India Will Play A Key Role In Developing COVID Vaccine, Says Dr. Anthony Fauci Of The United States

DR Fauci

Dr. Anthony Fauci, the top infectious disease expert in the United States and the one who is leading the COVID battle in the country, has said that India will have a key role in developing the vaccine for the novel coronavirus disease.

As per a report in The Hindu, Fauci was speaking at a web conference that was organized by the Indian Council of Medical Research. He said,


“India’s manufacturing capabilities are going to be very important. We have made it clear that all tests on vaccines will have to meet regulatory standards and include all ethical review and strong data monitoring and safety boards.”
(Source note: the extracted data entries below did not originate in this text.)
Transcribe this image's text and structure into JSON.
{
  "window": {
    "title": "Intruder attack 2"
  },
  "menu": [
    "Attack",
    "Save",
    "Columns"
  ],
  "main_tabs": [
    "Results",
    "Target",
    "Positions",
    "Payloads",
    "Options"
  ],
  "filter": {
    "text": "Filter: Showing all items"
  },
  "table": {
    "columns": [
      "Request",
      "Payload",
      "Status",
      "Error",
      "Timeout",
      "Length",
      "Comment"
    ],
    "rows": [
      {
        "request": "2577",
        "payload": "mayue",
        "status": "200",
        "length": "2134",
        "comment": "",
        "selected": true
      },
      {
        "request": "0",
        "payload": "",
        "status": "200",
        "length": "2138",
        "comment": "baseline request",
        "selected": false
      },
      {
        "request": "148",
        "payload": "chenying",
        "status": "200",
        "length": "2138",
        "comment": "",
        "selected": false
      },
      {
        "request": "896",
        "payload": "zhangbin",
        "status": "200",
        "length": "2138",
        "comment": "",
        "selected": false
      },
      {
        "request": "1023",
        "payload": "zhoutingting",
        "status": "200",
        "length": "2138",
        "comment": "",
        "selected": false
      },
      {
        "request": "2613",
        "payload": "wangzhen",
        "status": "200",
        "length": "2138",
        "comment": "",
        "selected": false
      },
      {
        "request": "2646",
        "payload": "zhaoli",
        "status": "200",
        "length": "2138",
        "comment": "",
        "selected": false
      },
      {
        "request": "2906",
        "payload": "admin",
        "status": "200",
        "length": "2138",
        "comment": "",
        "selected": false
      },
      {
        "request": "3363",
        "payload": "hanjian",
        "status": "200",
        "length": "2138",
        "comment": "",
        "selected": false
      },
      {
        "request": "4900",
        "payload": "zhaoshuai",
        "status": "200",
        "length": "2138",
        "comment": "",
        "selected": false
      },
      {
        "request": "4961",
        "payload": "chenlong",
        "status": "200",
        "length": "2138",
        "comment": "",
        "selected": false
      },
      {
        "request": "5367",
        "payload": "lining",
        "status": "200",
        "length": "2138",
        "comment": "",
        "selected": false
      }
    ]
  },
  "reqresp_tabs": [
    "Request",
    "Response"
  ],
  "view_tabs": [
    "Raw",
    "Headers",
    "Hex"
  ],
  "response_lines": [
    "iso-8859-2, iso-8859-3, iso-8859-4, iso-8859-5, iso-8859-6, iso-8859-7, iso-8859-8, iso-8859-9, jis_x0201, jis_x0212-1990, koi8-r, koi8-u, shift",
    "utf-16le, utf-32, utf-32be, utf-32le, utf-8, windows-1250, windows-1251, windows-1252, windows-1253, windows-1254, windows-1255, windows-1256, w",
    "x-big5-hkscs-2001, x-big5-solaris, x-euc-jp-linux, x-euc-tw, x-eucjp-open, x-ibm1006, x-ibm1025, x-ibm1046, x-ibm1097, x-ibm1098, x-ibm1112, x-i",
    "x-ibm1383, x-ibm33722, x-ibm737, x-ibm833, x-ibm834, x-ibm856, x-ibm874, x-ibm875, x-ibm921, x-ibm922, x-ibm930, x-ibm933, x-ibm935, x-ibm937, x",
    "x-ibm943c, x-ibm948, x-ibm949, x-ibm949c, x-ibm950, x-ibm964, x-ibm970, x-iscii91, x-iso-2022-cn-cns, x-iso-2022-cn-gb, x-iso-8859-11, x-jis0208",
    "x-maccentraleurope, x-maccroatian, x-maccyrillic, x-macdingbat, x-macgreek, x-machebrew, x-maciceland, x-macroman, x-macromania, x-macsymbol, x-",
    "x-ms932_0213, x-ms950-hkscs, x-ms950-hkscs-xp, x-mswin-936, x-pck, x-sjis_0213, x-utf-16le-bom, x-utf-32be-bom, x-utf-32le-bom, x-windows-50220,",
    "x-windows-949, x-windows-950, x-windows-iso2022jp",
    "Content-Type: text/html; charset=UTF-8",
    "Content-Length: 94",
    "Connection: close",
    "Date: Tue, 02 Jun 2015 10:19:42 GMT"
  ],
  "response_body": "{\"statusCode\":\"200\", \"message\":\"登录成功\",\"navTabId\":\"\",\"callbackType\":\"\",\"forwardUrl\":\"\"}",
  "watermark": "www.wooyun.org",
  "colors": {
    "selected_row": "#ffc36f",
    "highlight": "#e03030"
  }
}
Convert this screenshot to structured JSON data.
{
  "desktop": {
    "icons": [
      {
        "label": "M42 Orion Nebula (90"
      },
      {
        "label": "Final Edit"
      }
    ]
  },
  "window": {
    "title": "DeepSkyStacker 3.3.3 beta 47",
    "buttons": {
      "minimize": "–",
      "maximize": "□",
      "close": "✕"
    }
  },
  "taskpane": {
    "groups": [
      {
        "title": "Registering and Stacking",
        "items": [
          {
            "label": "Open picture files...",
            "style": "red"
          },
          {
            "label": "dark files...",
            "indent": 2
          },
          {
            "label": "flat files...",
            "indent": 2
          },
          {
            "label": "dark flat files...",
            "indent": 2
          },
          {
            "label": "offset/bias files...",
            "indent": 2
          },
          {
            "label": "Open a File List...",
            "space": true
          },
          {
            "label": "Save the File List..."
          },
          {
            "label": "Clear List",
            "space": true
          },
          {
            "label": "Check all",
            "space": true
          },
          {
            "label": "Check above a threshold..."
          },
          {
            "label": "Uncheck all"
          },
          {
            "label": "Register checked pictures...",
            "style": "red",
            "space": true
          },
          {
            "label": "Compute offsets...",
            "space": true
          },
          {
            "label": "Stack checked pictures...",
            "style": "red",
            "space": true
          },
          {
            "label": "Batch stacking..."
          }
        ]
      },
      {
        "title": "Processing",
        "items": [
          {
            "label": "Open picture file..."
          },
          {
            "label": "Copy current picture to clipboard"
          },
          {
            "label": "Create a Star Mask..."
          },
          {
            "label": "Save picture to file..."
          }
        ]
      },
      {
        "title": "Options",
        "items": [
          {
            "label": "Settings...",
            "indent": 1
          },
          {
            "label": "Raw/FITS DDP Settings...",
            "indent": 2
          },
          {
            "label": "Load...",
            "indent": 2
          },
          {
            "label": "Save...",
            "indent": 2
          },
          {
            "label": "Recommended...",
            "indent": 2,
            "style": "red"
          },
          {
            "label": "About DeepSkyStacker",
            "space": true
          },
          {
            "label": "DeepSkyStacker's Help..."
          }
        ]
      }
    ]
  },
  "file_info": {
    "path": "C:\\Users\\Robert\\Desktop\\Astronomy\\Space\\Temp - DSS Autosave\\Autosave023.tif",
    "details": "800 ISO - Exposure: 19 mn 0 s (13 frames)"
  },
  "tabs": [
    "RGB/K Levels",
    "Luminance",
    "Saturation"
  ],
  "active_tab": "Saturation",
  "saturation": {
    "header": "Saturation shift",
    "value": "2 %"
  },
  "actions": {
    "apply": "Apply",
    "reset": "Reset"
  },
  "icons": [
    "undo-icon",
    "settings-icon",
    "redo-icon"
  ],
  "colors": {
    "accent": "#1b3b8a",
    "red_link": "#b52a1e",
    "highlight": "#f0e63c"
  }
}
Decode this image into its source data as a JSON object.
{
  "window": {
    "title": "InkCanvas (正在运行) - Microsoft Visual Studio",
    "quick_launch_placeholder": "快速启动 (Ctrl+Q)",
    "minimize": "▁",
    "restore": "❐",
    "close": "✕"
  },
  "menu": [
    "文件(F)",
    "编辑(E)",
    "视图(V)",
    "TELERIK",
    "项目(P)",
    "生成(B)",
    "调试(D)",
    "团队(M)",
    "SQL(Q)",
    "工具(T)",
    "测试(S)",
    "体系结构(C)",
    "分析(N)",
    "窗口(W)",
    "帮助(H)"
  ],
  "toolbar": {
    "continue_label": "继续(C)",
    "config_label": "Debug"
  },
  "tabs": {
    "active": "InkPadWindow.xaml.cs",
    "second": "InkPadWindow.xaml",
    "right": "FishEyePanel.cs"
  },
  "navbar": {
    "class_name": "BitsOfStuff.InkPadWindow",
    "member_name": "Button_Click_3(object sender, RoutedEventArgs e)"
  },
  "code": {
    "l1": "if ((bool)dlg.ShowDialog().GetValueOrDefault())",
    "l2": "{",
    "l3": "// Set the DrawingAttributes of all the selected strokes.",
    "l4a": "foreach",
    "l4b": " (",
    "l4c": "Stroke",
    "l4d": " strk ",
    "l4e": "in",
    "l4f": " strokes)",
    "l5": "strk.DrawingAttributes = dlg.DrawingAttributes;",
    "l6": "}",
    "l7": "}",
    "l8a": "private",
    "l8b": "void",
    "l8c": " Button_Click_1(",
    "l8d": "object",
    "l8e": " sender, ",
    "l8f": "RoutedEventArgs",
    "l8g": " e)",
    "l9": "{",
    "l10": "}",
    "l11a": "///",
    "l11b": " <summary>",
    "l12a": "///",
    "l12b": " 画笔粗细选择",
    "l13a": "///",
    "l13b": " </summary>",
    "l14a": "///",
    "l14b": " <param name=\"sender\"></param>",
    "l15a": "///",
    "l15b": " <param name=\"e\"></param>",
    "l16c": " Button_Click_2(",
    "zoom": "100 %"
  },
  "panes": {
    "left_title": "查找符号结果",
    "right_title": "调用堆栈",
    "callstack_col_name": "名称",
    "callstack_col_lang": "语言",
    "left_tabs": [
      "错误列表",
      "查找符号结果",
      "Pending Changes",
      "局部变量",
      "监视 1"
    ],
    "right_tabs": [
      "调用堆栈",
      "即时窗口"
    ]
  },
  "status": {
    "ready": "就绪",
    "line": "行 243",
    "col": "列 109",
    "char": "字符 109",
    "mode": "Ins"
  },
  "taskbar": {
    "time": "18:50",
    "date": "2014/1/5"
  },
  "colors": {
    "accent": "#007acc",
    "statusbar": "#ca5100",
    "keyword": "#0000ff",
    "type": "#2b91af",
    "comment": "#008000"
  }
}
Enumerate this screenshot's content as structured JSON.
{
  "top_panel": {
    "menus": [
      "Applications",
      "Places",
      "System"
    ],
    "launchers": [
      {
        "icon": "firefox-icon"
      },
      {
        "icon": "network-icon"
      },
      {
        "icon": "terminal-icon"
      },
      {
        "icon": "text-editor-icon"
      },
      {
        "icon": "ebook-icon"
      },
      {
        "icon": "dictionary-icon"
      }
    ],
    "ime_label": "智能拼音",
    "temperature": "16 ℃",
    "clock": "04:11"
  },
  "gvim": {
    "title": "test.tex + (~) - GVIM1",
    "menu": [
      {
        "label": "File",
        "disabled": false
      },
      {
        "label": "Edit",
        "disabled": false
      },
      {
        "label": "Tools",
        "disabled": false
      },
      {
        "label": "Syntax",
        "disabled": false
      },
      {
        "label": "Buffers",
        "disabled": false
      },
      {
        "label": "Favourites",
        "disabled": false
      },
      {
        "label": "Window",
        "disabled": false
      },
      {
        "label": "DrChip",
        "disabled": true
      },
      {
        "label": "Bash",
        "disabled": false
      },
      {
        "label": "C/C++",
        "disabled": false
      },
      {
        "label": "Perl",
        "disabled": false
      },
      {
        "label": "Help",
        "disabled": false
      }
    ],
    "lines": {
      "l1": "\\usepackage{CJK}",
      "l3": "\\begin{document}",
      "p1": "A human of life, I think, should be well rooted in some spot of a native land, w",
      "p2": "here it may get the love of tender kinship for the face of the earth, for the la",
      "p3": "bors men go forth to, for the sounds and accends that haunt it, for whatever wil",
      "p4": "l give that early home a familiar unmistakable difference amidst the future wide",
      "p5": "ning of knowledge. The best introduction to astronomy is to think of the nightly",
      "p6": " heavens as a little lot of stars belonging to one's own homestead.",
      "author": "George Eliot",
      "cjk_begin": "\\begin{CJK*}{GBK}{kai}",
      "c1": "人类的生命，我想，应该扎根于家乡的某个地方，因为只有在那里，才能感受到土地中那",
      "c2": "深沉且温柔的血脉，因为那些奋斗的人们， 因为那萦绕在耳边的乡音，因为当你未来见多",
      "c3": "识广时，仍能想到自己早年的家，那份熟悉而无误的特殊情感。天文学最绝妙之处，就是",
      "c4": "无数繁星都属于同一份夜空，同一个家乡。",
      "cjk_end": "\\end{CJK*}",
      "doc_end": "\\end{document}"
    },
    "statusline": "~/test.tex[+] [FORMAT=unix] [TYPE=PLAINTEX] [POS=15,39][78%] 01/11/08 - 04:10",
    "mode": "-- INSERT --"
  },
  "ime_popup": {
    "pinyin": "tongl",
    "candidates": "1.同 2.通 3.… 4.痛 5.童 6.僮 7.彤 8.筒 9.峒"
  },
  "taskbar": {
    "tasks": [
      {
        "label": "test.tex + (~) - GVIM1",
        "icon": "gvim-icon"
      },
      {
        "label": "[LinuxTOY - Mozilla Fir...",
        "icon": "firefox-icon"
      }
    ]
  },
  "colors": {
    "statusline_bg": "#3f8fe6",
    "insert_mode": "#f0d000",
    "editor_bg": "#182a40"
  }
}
Talking about the two vaccines that are being developed in the United States by two companies Moderna and Pfizer, he said,

“Moving forward, we and other [US National Institutes of Health] institutes will continue to work with Indian counterparts and colleagues, to assure that Indian scientists and Indian impressive research and development capacity are integrated into the global efforts to address the COVID-19 vaccine.”

coronavirus india

The Indian vaccine, Covaxin, began its human trials last week. It was the first indigenous vaccine that got the permission to conduct human trials by the Drug controller general of India. The vaccine has been developed jointly by Bharat Biotech, the Indian Council of Medical Research, and the National Institute Virology.

Fauci Says Human Trials Not Required

Surprisingly, Fauci said that the human challenge trial where the vaccine will be injected into the healthy is not required at this stage. He even called it unethical. He said,


“We recently convened an expert consultation on the issue and the conclusion was that such studies are not necessary at this time. The continuing high incidence of the disease is concerning but it makes randomized control trials quite feasible. We don’t have effective therapies to cure individuals infected. These factors have led us to conclude that human challenges are not essential nor ethically justified presently.”